You'll never walk alone. 陪你细水长流.

【季然】沙洲(一)

本来也只是一个小故事来着,结果又越写越长…完全不知道会写到哪一步QAQ先开坑再说吧……


【沙洲】

(一)

是谁向这边驰来了呢

这里有直立的炊烟

和睡意朦胧的驼铃

——《黄昏的来客》


      霖市西北郊有一处破败的沙堤,几十年前曾是泄洪的水系,一年一年堤坝都在往上加,后来莫名其妙填湖造田,成了一大片荒地,养了十多年,才逐渐开始有成型的菜地,慢慢地开始成为霖市的大菜院,供应着市里三分之一的蔬菜瓜果。每天凌晨,一车一车的菜在晦暗天色里沿着坑坑洼洼的土路向南开去,风里雨里,两道泥泞左左右右地挪移。

      旧河堤背后一排矮矮的平房区里,藏着一处派出所,在霖市申报扩区规划之前,是全市最北的派出所,泥瓦盖的墙,穿过门房是一小排两层楼的小房子,角落里一个小食堂,一栋墙隔壁便是理发店,洗菜刷碗的水,混着一团一团的泡沫,无声无息地涌向街面的沟渠,夏日炎炎的时候泛着五彩油光。

      很长一段时间霖市都流传着“犯了事就流放去沙洲”的玩笑话,但周边住着的人心知肚明,“流放的人都靠得住”。沙洲附近的大抵是农民,派过来的民警,也都是没背景的,“有权有势的城里人,早就去市中心了,谁会留在这里受罪啊”。那些辛辛苦苦从霖省山坳里赤脚走出来的孩子,一毕业就被发配到沙洲,这几乎是固定模式。

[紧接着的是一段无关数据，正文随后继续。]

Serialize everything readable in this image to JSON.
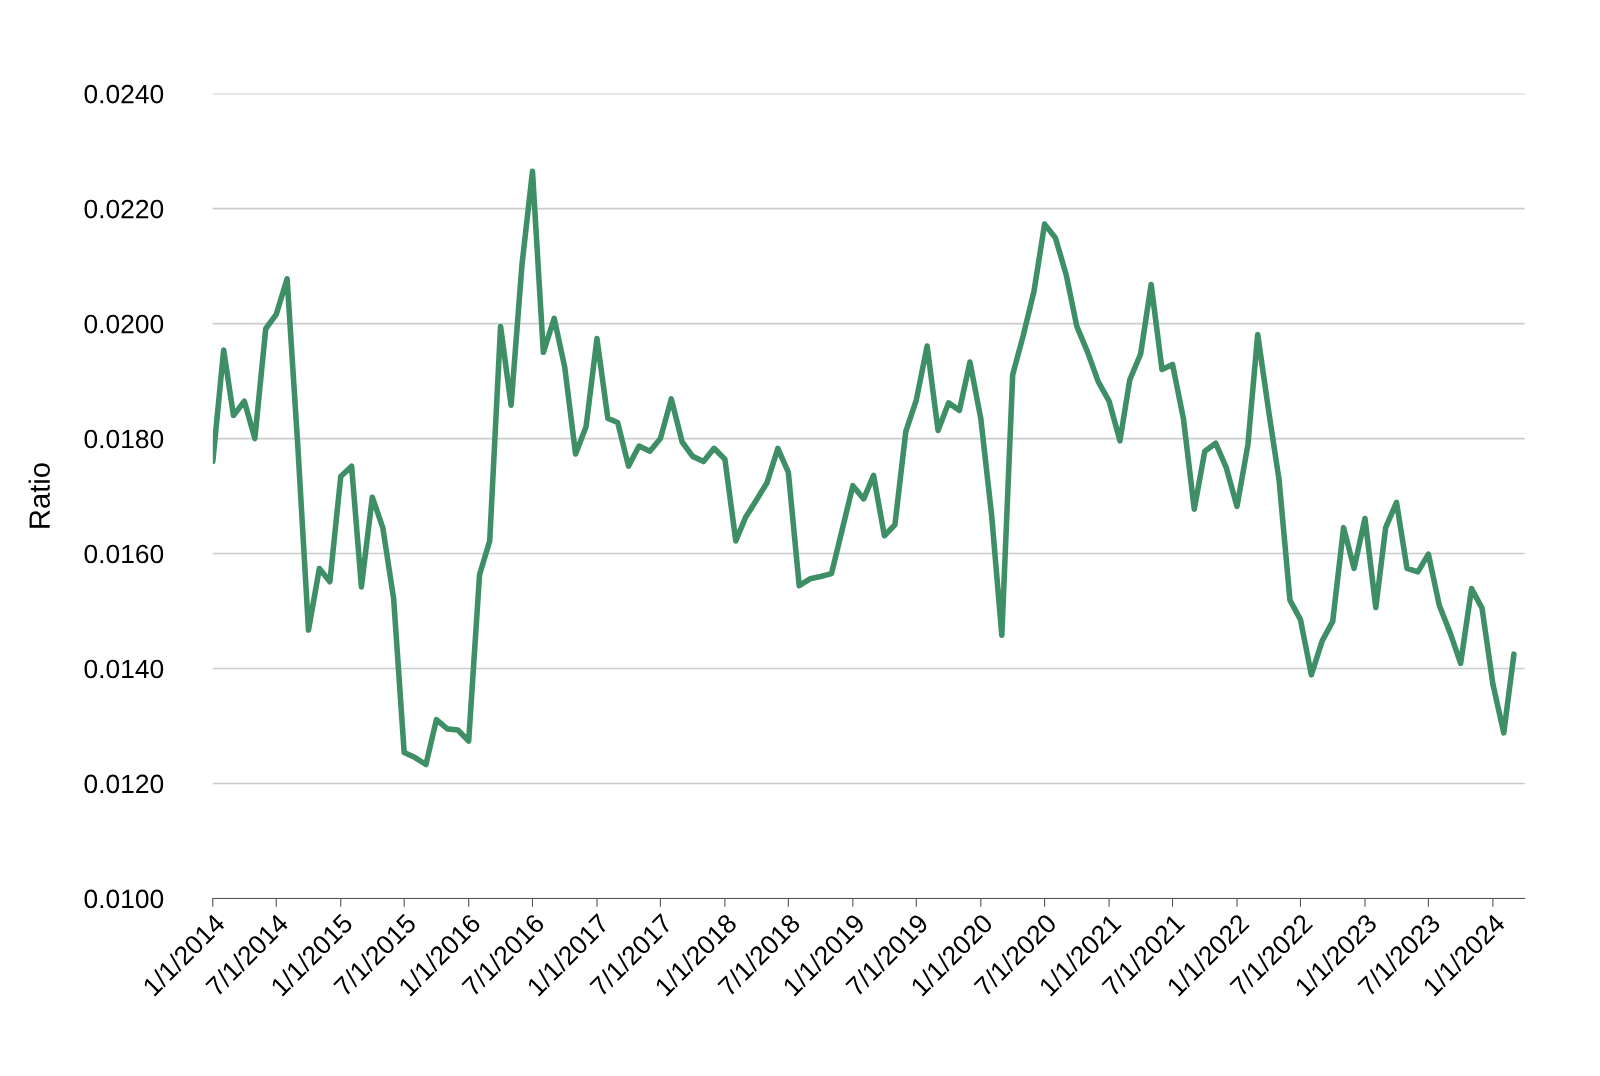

他们说着口音浓重的普通话,任劳任怨地忙前忙后,能干农活的也帮着收点菜,镇上来的也能学着帮大爷修修自行车,他们不会打那套官腔,倒也不死板较真,能帮忙挂个户口的也就把名字写上去,能跟街道撘句话给催一下准生证的也就午休时候去走一趟,毕竟,沙洲方圆几里的大菜地,“谁家里不是农民呢”。

      一年又一年,攒够了钱的菜农为了子女入学,咬牙卖了地去了南城,出息了的下一代,去市中心找到了好工作,把爸妈接走了,来来往往的人,却依然还是最底层的人们,沙洲派出所人手也是一年不如一年,市里不知从哪一年开始,给各个派出所分配实习生名额,刚开始是霖省警官学校的,后来有沿海那边支援西南建设的,再后来还有中国人民公安大学的,然而一如既往,沙洲依然是人人避而远之的选项,霖省的孩子都不愿意来这儿,更何况是那些大城市家庭里长大的大学生呢,于是每每到访沙洲的,从霖省山区的少数民族,变成了全国各地穷乡僻壤里考出来的农民之子。

 

      几年前沙洲拆迁工作正式启动,要修霖市三环的高架,政府设立了特别工作组,分局陆陆续续往沙洲派出所调派了不少人,可都处理不好沙洲的事情。派出所的老郑之前因公重伤,至今仍在医院没醒过来,他留下来的沙洲烂摊子,几任所长几任政委都想方设法疏通关系调走了,所里老的老,小的小,没几个得力的人手。工作组那边忍无可忍,跟市局打了报告,必须找能力足够的人过来帮忙配合工作组处理所里的各项繁杂事务,如无特殊情况不得随意进行人事调动。不久,市局派来了新的副所长,仅仅只是临时挂职,并非调任,负责指导所里的工作。新所长走马到任的第一天,沙洲路两旁不管是理发店的蓝毛小子,修车铺的老大爷,还是卫生服务站的小护士,都知道这么多年,沙洲派出所终于是来了个大人物。

      可这位大人物倒是很年轻,官职不高,架子不大,穿着普普通通的警裤和衬衫,看上去并没有多少不同,可当天午休没结束派出所先前依法治安拘留的两个寻衅滋事的钉子户就给放了出来,下午就召开了沙洲闸口一区的拆迁座谈会,派出所巡逻队和所属宝安路警务站也已经就位,之前好几次闹上了霖省经视新闻的闸口一区拆迁协调会第一次悄无声息地在傍晚结束,平静得让人咋舌。晚饭时间,沙洲的住户们都开始打听起了这位刚来的大人物。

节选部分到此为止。